What is „CDB technology“?
CDB stands for Cure Depth Barrier. This special technology has been developed by the MOIIN team and is now a registered trademark.
Cure Depth Barrier describes the minimized overcuring in the z axis of 3D printing resins, which results in printed objects displaying an exceptionally high level of precision.
CDB technology is a chemical component that is present in all MOIIN resins, but which is optimized for each individual material to achieve the best printing results.
The technical background.
In SLA and DLP 3D printing processes, the objects are built up layer by layer using a liquid printing resin. The thickness of each individual layer is typically only 25–100 µm, depending on the settings. As a result, the pieces produced are very detailed and have a fine surface structure. The liquid material is cured layer by layer by exposure to light, i.e. UV radiation. In order for the layers to adhere to each other, the light must pass through the layer being cured and into the layers that have already solidified. Only this way can the current and previous layers chemically bond and become a single solid object.
This phenomenon is known as overcuring. For the reasons just described, this overcuring is necessary and cannot be completely avoided.
However, overcuring can become a problem when the 3D model contains a hole or cavity in its z axis, i.e. its vertical direction. At the moment when this cavity is closed, there is no previous layer to which the current curing layer can adhere. Instead, the light radiates into the liquid resin in the area of the 3D model where there should be a cavity. The liquid resin is cured by the light and forms an unwanted structure in the area of the cavity. At worst, small holes or channels are completely blocked.
Printing with light: DLP, SLA, LCD
Modern resin-based 3D printing works on the principle of photopolymerization. In other words: light-sensitive liquid resins are cured with the aid of a light source.

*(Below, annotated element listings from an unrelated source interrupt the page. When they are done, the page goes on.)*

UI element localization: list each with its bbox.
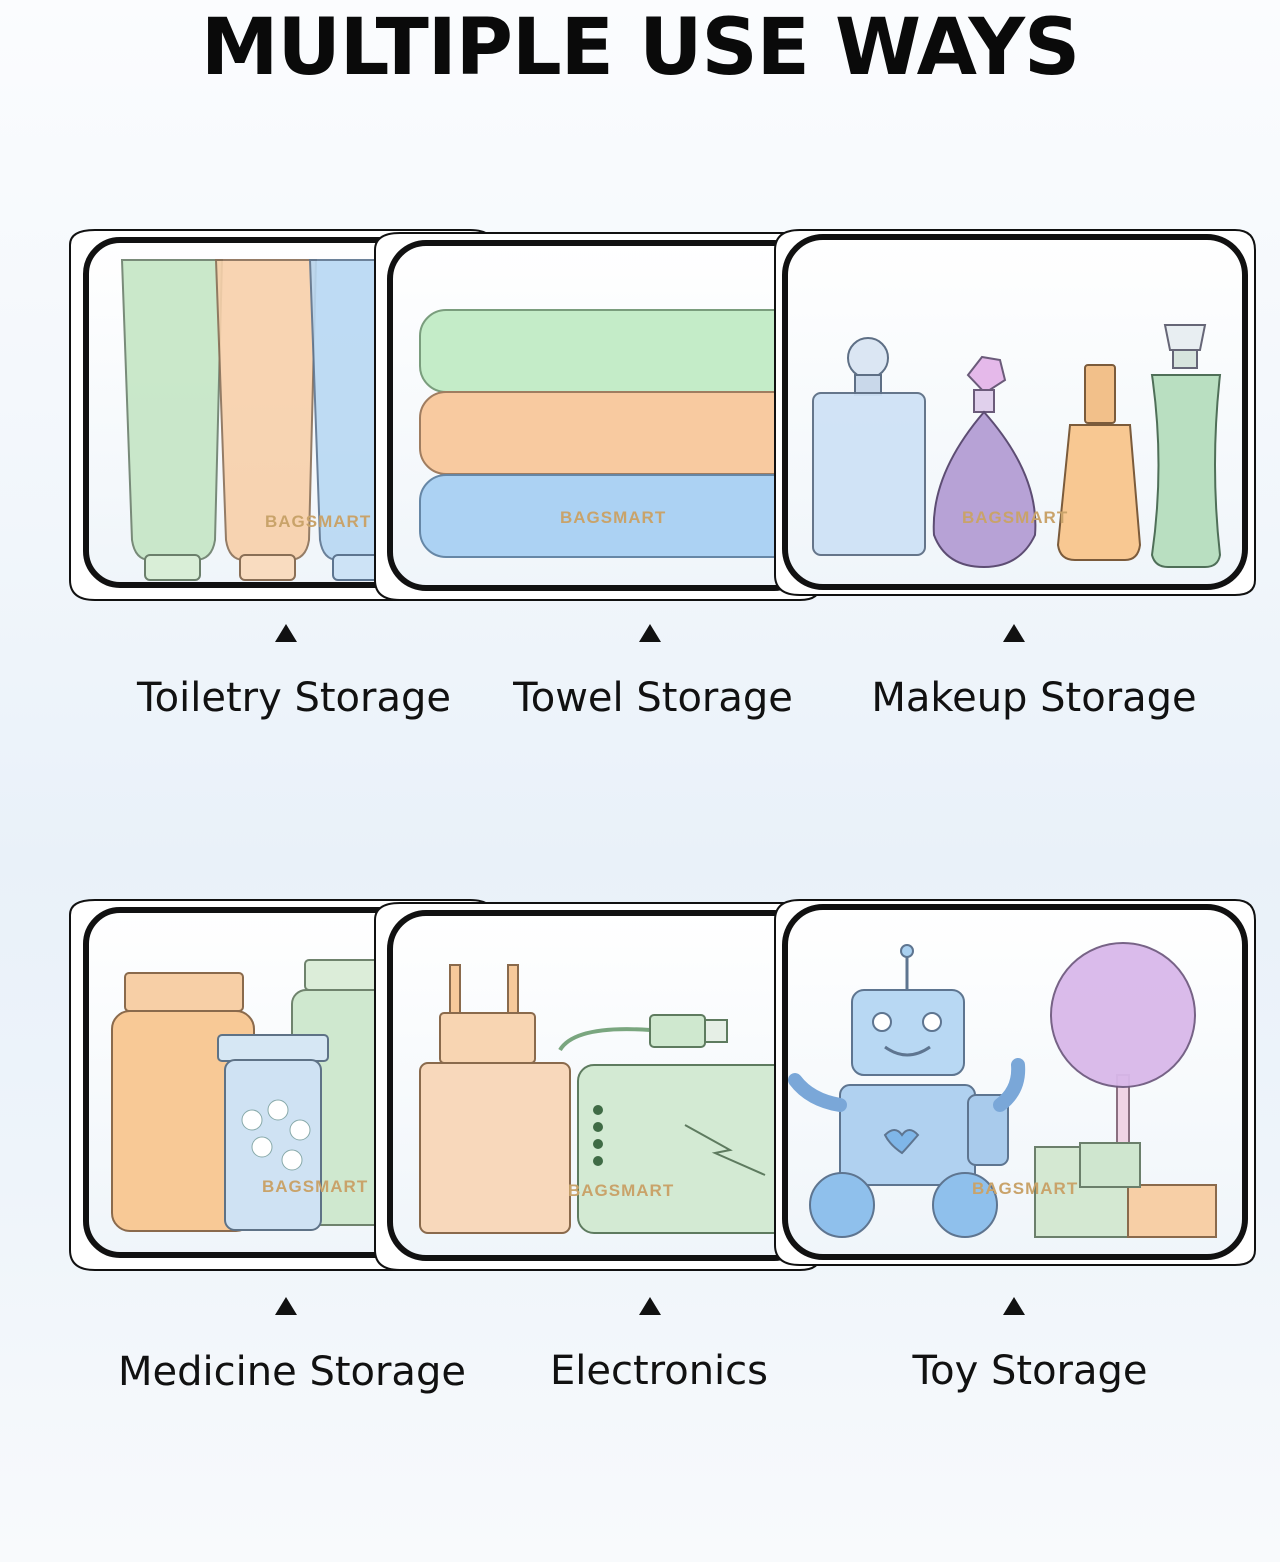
brand-mark: BAGSMART [265,512,371,531]
towels-icon [419,309,801,558]
tubes-icon [120,259,402,581]
caption-medicine-storage: Medicine Storage [118,1349,466,1395]
arrow-up-icon [275,1297,297,1315]
top-bag-row: BAGSMART BAGSMART [0,215,1280,601]
electronics-bag: BAGSMART [374,902,821,1271]
perfume-bottles-icon [812,324,1222,569]
caption-toiletry-storage: Toiletry Storage [137,675,451,721]
brand-mark: BAGSMART [568,1181,674,1200]
caption-makeup-storage: Makeup Storage [871,675,1197,721]
caption-toy-storage: Toy Storage [912,1348,1148,1394]
arrow-up-icon [1003,624,1025,642]
caption-electronics: Electronics [549,1348,768,1394]
toy-bag: BAGSMART [774,899,1256,1266]
arrow-up-icon [1003,1297,1025,1315]
arrow-up-icon [275,624,297,642]
bottom-bag-row: BAGSMART BAGSMART [0,885,1280,1271]
robot-toys-icon [788,942,1217,1238]
headline: MULTIPLE USE WAYS [200,3,1080,93]
brand-mark: BAGSMART [262,1177,368,1196]
brand-mark: BAGSMART [560,508,666,527]
charger-powerbank-icon [419,964,814,1234]
makeup-bag: BAGSMART [774,229,1256,596]
top-bags-illustration: BAGSMART BAGSMART [69,229,1256,601]
towel-bag: BAGSMART [374,232,821,601]
caption-towel-storage: Towel Storage [513,675,793,721]
bottom-bags-illustration: BAGSMART BAGSMART [69,899,1256,1271]
brand-mark: BAGSMART [972,1179,1078,1198]
arrow-up-icon [639,1297,661,1315]
brand-mark: BAGSMART [962,508,1068,527]
arrow-up-icon [639,624,661,642]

To achieve this, a building plate in the 3D printer is immersed in a container of liquid resin and is moved vertically, allowing the object to be built up layer by layer on the plate. Depending on the process, the entire layer is either cured all at once (DLP) or point by point (SLA). As soon as a layer is finished, the process is repeated at a slightly altered height until all layers are printed and firmly bonded together to form an object. The key difference between the processes is the type of light source used. In stereolithography, known as SLA, ultraviolet light is projected by a laser beam. Digital light processing (DLP) works with a projector instead of a laser. And LCD technology uses an LCD screen as a pixel mask.

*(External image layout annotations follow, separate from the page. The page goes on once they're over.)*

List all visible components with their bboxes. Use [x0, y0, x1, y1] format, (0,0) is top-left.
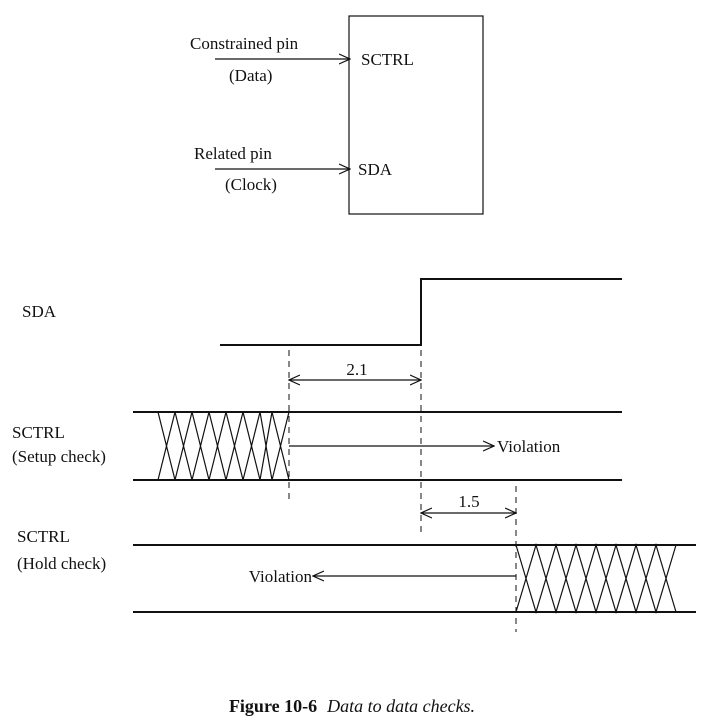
sda-waveform: [220, 278, 622, 346]
figure-caption-text: Data to data checks.: [326, 696, 475, 716]
related-pin-sublabel: (Clock): [225, 175, 277, 194]
cell-block: [348, 15, 484, 215]
sda-pin-label: SDA: [358, 160, 393, 179]
hold-waveform: [133, 542, 696, 615]
setup-waveform-sublabel: (Setup check): [12, 447, 106, 466]
sda-waveform-label: SDA: [22, 302, 57, 321]
setup-violation-label: Violation: [497, 437, 561, 456]
hold-interval-value: 1.5: [458, 492, 479, 511]
hold-waveform-label: SCTRL: [17, 527, 70, 546]
hold-violation-label: Violation: [249, 567, 313, 586]
constrained-pin-label: Constrained pin: [190, 34, 299, 53]
figure-number: Figure 10-6: [229, 696, 317, 716]
figure-caption: Figure 10-6 Data to data checks.: [229, 696, 475, 716]
setup-waveform: [133, 411, 622, 481]
setup-waveform-label: SCTRL: [12, 423, 65, 442]
sctrl-pin-label: SCTRL: [361, 50, 414, 69]
hold-waveform-sublabel: (Hold check): [17, 554, 106, 573]
constrained-pin-sublabel: (Data): [229, 66, 272, 85]
related-pin-label: Related pin: [194, 144, 272, 163]
setup-interval-value: 2.1: [346, 360, 367, 379]
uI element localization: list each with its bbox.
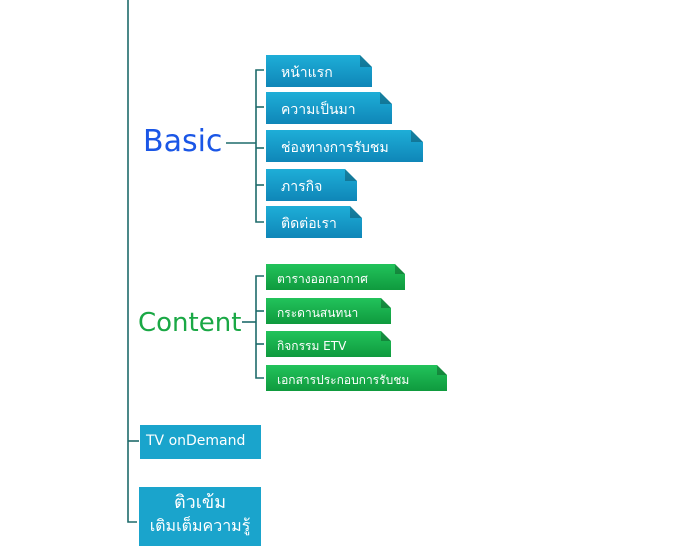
- node-label: ตารางออกอากาศ: [277, 272, 368, 286]
- basic-node-mission[interactable]: ภารกิจ: [266, 169, 357, 201]
- page-fold-icon: [350, 206, 362, 218]
- page-fold-icon: [411, 130, 423, 142]
- node-label: หน้าแรก: [281, 65, 333, 81]
- node-label: กระดานสนทนา: [277, 306, 359, 320]
- content-node-activities[interactable]: กิจกรรม ETV: [266, 331, 391, 357]
- content-node-forum[interactable]: กระดานสนทนา: [266, 298, 391, 324]
- tutoring-node[interactable]: ติวเข้ม เติมเต็มความรู้: [139, 487, 261, 546]
- node-label: กิจกรรม ETV: [277, 339, 347, 353]
- content-bracket: [255, 275, 264, 379]
- basic-node-history[interactable]: ความเป็นมา: [266, 92, 392, 124]
- content-group-label: Content: [138, 308, 242, 338]
- main-trunk-line: [127, 0, 137, 523]
- node-label: ภารกิจ: [281, 179, 323, 195]
- page-fold-icon: [360, 55, 372, 67]
- page-fold-icon: [380, 92, 392, 104]
- basic-node-channels[interactable]: ช่องทางการรับชม: [266, 130, 423, 162]
- content-node-schedule[interactable]: ตารางออกอากาศ: [266, 264, 405, 290]
- basic-group-label: Basic: [143, 124, 223, 159]
- node-label: ความเป็นมา: [281, 102, 356, 118]
- tutoring-title: ติวเข้ม: [173, 492, 227, 513]
- basic-node-home[interactable]: หน้าแรก: [266, 55, 372, 87]
- basic-bracket: [255, 69, 264, 223]
- page-fold-icon: [437, 365, 447, 375]
- tv-ondemand-label: TV onDemand: [146, 433, 246, 449]
- tv-ondemand-node[interactable]: TV onDemand: [140, 425, 261, 459]
- page-fold-icon: [345, 169, 357, 181]
- node-label: เอกสารประกอบการรับชม: [277, 373, 410, 387]
- page-fold-icon: [395, 264, 405, 274]
- page-fold-icon: [381, 298, 391, 308]
- basic-node-contact[interactable]: ติดต่อเรา: [266, 206, 362, 238]
- content-node-documents[interactable]: เอกสารประกอบการรับชม: [266, 365, 447, 391]
- node-label: ช่องทางการรับชม: [281, 140, 389, 156]
- page-fold-icon: [381, 331, 391, 341]
- node-label: ติดต่อเรา: [281, 216, 337, 232]
- tutoring-subtitle: เติมเต็มความรู้: [149, 516, 251, 535]
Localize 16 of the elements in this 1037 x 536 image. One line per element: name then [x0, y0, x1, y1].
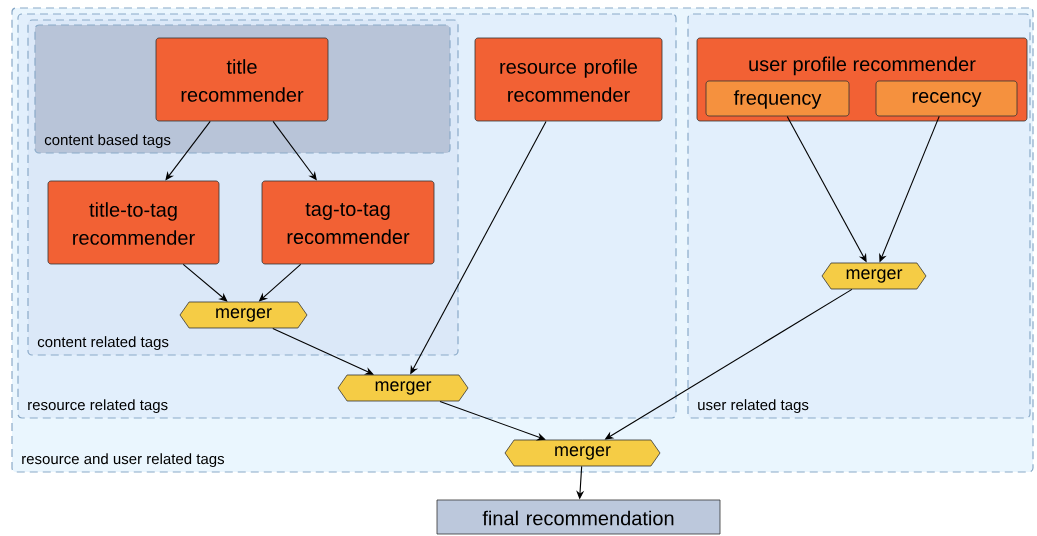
arrow — [272, 120, 317, 181]
process-box: title-to-tag recommender — [47, 180, 220, 265]
arrow — [165, 120, 211, 181]
arrow — [272, 327, 374, 375]
merger-hexagon: merger — [337, 374, 469, 402]
arrow — [182, 263, 228, 302]
process-box: resource profile recommender — [474, 37, 663, 122]
process-box: recency — [875, 80, 1018, 117]
arrow — [439, 400, 546, 441]
process-box: title recommender — [155, 37, 329, 122]
process-box: frequency — [705, 80, 850, 117]
merger-hexagon: merger — [504, 439, 661, 467]
process-box: tag-to-tag recommender — [261, 180, 435, 265]
output-box: final recommendation — [436, 499, 721, 535]
merger-hexagon: merger — [179, 301, 308, 329]
merger-hexagon: merger — [821, 262, 927, 290]
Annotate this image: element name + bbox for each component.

Let’s take a closer look at the two most commonly used processes, SLA and DLP …
Stereolithography (SLA)
This 3D printing technology was the first to emerge and was developed in the 1980s by American physicist Chuck Hull. In stereolithography, UV light is projected by a laser beam to solidify the liquid photopolymer resin, which is held in a tank. To create the object to be constructed, the UV laser beam draws the desired form on the surface of the resin point by point and solidifies it.
For some time, SLA technology was quite complex and its use was limited to a rather small, exclusive group of users. Now, however, it has become much more cost-effective and user friendly. The performance of these types of 3D printers has improved significantly in terms of speed as well as in print volume.
Digital Light Processing (DLP)
In digital light processing, DLP, the object is created using a digital light processor that acts as a UV light source and solidifies the photosensitive resin. In contrast to the SLA process, the resin is cured in entire layers rather than point by point.
The projector in a 3D printer may, for example, be a video projector. Its resolution defines the precision of the 3D printing. Because each layer is completely cured all at once, the DLP printing speed is usually faster than that of other 3D printing methods. Today, the DLP and SLA technologies are used primarily for objects requiring a high level of detail and a particularly smooth surface.